- The Pound Sterling is trading below 1.3000 against the US Dollar as declining UK inflation bolsters dovish expectations for the Bank of England.
- UK service inflation has decreased to 4.9%, the lowest since May 2022.
- Increasing speculation about a potential Trump victory in the upcoming US presidential elections has boosted the US Dollar.
The Pound Sterling (GBP) is attempting to recover against its major peers on Thursday after a significant sell-off on Wednesday. The currency dropped sharply following the release of the UK Consumer Price Index (CPI) data for September, which indicated that inflation rose at a slower-than-expected rate.
Annual headline inflation fell to 1.7%, below the Bank of England’s (BoE) target of 2%. The core CPI, excluding more volatile items, increased by just 3.2%, also lower than anticipated. Notably, UK service inflation—a key metric for BoE officials—slowed to 4.9%.
The decline in inflation has strengthened dovish expectations for the BoE. Traders are now pricing in a 25 basis point (bps) interest rate cut at both remaining policy meetings this year, whereas prior to the CPI release, the market had only anticipated a single cut in either November or December.
British Finance Minister Rachel Reeves welcomed the sharp drop in inflation ahead of her first budget presentation scheduled for October 30, believing it would allow for increased spending on development.
Looking ahead, the next significant economic data point for the UK will be the Retail Sales figures for September, set to be released on Friday. This key indicator of consumer spending is expected to show a 0.3% decline after a 1.1% increase in August, while year-on-year growth is projected to be 3.2%, up from 2.5% in August.

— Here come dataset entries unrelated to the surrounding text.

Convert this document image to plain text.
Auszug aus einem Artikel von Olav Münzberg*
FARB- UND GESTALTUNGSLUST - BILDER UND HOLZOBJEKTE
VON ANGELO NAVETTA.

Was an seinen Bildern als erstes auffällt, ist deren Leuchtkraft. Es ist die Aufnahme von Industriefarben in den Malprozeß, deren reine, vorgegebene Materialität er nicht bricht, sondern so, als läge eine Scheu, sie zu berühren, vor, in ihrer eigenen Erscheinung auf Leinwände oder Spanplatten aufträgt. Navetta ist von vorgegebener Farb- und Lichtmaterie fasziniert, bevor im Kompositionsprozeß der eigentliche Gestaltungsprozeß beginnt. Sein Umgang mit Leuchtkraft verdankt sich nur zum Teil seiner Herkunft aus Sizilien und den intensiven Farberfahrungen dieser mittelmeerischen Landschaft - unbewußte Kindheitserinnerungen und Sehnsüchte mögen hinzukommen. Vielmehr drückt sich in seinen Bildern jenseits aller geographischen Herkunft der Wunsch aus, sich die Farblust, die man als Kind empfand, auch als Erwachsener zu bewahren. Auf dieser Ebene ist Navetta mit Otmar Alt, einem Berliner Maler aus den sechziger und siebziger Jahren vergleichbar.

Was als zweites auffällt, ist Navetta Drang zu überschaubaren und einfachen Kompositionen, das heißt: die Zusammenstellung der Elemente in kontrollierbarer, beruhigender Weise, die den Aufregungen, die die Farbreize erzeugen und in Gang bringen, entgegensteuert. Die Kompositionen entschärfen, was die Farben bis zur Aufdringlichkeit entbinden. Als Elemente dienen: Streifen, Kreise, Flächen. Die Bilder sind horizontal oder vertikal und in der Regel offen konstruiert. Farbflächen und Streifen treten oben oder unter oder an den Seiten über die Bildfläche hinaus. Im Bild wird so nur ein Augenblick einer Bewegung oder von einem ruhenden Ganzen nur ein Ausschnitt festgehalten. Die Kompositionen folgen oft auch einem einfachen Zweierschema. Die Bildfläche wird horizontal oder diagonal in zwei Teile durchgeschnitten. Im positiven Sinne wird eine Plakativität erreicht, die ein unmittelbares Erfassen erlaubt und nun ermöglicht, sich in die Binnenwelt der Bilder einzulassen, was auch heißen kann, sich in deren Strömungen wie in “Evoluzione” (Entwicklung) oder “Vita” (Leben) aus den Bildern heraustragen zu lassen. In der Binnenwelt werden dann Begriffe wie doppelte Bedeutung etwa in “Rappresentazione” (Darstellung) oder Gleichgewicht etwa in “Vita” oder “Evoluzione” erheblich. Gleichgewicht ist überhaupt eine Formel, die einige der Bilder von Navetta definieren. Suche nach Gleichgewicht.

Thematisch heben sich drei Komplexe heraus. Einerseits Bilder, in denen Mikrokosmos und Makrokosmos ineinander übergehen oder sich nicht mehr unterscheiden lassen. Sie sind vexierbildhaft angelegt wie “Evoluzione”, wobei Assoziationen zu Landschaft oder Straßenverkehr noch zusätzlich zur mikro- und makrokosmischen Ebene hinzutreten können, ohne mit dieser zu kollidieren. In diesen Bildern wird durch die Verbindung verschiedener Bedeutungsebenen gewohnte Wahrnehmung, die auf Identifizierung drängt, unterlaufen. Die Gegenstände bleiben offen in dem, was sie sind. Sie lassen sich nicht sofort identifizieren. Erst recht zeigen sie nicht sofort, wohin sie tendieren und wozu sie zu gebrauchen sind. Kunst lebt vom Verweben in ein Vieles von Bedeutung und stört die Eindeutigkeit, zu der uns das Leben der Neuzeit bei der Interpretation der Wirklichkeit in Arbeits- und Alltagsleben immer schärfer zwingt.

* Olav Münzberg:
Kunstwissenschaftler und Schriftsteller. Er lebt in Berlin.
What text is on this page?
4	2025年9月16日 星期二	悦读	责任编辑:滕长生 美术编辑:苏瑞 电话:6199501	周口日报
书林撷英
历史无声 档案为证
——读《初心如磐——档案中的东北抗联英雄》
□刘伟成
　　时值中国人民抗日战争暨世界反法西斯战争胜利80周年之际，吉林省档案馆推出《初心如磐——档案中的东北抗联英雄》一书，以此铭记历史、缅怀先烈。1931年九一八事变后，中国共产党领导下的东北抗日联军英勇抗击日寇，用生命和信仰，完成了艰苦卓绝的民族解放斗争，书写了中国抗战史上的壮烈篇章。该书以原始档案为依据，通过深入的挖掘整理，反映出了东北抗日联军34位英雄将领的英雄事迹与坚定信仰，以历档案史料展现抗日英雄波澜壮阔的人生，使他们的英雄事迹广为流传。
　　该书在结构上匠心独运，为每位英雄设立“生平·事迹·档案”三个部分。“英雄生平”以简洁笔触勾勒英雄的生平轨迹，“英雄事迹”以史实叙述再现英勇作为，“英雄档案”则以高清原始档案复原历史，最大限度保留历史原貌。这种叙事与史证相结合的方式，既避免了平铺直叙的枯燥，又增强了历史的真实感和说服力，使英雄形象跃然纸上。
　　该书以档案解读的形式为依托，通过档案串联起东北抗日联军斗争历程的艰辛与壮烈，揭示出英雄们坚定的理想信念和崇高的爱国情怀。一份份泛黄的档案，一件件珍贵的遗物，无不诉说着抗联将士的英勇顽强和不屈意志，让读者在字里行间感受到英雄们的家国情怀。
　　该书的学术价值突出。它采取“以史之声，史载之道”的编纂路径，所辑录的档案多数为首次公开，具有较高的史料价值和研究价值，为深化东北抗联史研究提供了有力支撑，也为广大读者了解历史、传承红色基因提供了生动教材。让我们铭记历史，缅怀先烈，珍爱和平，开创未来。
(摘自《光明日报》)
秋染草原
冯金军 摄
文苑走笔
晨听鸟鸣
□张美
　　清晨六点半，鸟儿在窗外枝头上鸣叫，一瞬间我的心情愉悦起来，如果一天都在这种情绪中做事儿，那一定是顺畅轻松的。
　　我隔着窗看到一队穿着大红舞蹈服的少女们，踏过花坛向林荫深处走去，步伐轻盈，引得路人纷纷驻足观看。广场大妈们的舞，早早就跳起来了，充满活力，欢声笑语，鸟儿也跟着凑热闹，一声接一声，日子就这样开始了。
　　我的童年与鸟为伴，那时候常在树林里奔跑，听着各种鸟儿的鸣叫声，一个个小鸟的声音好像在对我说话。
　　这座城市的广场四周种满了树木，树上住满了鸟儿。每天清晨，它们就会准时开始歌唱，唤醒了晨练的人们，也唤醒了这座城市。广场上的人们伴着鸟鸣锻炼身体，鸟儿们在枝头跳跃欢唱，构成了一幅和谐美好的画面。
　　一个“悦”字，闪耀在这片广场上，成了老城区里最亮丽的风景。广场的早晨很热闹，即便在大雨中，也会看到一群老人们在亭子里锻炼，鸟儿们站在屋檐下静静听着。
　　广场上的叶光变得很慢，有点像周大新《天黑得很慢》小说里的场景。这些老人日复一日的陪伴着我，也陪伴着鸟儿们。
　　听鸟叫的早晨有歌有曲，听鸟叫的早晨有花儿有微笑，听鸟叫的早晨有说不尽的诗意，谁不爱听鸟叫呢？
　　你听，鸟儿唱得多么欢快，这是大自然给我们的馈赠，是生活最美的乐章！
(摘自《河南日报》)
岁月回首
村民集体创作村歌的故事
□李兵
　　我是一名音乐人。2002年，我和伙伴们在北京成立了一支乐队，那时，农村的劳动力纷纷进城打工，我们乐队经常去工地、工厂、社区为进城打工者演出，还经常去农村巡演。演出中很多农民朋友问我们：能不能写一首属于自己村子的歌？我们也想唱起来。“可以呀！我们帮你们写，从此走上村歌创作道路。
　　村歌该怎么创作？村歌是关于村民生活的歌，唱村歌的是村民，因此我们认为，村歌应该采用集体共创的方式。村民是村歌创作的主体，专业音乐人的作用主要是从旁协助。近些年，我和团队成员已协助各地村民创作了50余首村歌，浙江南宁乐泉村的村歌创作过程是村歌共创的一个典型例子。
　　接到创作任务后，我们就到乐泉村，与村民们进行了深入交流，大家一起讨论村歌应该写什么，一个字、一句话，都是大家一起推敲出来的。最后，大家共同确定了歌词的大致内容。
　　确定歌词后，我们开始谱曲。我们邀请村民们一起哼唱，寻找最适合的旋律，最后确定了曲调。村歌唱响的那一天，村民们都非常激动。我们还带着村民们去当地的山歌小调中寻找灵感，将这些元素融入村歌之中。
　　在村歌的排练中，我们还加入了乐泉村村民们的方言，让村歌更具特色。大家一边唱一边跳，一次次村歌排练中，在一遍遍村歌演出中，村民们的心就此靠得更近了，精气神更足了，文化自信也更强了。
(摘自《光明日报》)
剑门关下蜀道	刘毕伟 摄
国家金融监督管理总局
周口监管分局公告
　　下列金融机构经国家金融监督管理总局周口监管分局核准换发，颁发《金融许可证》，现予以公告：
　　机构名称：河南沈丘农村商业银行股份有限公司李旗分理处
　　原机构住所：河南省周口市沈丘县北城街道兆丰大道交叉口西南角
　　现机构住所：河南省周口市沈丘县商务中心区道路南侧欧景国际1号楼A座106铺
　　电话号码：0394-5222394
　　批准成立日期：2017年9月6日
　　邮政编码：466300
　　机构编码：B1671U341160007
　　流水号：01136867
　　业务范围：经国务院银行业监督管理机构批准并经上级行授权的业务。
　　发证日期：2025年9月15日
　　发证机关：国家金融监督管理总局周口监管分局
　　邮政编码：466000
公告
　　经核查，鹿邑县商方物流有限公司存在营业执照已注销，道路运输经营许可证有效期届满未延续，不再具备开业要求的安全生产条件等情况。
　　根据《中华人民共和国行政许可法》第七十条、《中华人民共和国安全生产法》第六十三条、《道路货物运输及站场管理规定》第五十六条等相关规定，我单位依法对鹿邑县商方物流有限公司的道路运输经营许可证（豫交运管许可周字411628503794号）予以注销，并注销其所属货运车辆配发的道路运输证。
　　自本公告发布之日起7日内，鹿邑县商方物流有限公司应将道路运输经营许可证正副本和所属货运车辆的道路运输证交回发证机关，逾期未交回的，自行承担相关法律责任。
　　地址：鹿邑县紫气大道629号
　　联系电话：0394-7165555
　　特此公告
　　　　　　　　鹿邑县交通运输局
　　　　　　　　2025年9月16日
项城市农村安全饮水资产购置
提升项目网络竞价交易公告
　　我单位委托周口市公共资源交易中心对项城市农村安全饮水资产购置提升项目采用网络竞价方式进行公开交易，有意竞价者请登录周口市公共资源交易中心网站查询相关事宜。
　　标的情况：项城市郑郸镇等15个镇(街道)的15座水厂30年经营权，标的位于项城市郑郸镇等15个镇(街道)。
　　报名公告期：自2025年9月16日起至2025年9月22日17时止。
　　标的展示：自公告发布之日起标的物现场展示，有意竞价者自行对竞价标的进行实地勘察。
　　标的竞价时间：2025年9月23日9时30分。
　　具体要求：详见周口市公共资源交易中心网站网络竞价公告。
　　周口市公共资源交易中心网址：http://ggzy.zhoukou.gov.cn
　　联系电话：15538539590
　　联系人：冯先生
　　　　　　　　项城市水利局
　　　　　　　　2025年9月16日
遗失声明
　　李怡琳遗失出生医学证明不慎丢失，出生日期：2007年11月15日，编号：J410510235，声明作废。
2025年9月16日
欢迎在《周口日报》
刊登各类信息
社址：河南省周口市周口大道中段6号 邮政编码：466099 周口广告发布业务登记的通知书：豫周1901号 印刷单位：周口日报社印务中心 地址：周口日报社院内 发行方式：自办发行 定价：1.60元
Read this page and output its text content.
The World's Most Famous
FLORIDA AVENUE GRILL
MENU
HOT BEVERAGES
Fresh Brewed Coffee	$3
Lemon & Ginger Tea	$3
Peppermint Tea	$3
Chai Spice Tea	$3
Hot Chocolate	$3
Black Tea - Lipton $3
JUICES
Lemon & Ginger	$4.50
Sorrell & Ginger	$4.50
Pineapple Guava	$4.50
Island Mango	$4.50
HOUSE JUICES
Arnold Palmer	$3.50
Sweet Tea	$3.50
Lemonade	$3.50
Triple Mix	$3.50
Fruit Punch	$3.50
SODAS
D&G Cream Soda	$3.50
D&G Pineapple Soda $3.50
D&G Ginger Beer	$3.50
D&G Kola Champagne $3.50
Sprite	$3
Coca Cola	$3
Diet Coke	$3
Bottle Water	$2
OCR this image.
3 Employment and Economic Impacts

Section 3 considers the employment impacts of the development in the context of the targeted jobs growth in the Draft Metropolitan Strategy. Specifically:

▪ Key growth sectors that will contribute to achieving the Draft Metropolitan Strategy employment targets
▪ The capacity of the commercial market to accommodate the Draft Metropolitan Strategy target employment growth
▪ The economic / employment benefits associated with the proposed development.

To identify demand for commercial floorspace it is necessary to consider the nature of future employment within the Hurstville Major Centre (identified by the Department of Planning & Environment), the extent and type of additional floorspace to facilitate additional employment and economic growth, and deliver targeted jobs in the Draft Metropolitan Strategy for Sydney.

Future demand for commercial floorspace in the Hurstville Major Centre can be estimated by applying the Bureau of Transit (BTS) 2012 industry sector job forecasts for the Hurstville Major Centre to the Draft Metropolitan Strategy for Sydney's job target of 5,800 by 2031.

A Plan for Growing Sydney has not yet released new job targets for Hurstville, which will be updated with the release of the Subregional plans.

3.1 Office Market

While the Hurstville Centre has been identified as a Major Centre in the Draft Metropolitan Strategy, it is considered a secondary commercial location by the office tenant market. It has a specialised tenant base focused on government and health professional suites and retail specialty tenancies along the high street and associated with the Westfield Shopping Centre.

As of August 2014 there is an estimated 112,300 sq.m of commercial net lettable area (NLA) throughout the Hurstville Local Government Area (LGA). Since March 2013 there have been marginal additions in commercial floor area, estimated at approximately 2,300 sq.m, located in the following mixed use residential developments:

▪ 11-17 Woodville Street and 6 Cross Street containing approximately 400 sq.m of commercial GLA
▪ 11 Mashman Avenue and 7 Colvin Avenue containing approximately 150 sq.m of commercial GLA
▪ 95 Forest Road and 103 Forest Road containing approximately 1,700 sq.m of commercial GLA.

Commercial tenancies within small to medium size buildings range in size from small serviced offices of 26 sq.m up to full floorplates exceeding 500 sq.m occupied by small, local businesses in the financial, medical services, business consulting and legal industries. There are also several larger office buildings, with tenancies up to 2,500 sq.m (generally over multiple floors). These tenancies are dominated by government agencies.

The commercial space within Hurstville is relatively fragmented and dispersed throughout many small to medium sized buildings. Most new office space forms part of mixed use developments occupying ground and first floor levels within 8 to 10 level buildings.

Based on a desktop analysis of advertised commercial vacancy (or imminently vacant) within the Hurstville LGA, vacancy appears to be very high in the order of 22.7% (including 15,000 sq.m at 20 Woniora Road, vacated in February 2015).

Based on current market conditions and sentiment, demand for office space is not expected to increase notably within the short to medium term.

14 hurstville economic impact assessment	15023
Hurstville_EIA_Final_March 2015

Market Movers: Pound Sterling Remains Under Pressure Against US Dollar
- The Pound Sterling bears are momentarily pausing after dipping to around 1.2970 against the US Dollar in Thursday’s London session. However, the outlook for the GBP/USD pair remains precarious as the US Dollar continues to strengthen, with traders reevaluating expectations of significant Federal Reserve (Fed) rate cuts in November.
- The US Dollar Index (DXY), which measures the Greenback against six major currencies, has reached a fresh 10-week high near 103.60. Market participants are no longer expecting the Fed to pursue aggressive rate cuts, especially after September's US labor market data indicated resilience.
- According to the CME FedWatch tool, market pricing suggests that the Fed is expected to implement a 25 basis point rate cut in both November and December meetings.
- Additionally, rising speculation about former President Donald Trump’s potential victory in the upcoming US presidential elections on November 5 has further bolstered the US Dollar, with investors anticipating looser financial conditions, higher import tariffs, and tax cuts under a Trump administration.
- In the US session on Thursday, investors will closely monitor the monthly US Retail Sales data for September, a key indicator of consumer spending, which will be released at 12:30 GMT. Economists expect a 0.3% increase in retail sales.
Technical Analysis: Pound Sterling Trades Below 1.3000
The Pound Sterling is currently trading below the psychological level of 1.3000 against the US Dollar during London trading hours. The GBP/USD pair weakened after breaking below a four-day trading range of 1.3020 to 1.3100. The currency was already under pressure after slipping beneath an upward trendline drawn from the December 28, 2023 high of 1.2827 earlier in October.
The near-term outlook for the pair appears vulnerable, with the 20- and 50-day Exponential Moving Averages (EMAs) near 1.3135 and 1.3100, respectively, both trending downward. Additionally, the Relative Strength Index (RSI) has recently dipped below 40.00, indicating increasing bearish momentum.
On the downside, the 200-day EMA around 1.2840 will serve as a critical support level for Pound Sterling bulls. Conversely, the pair will encounter resistance near the psychological level of 1.3100 on the upside.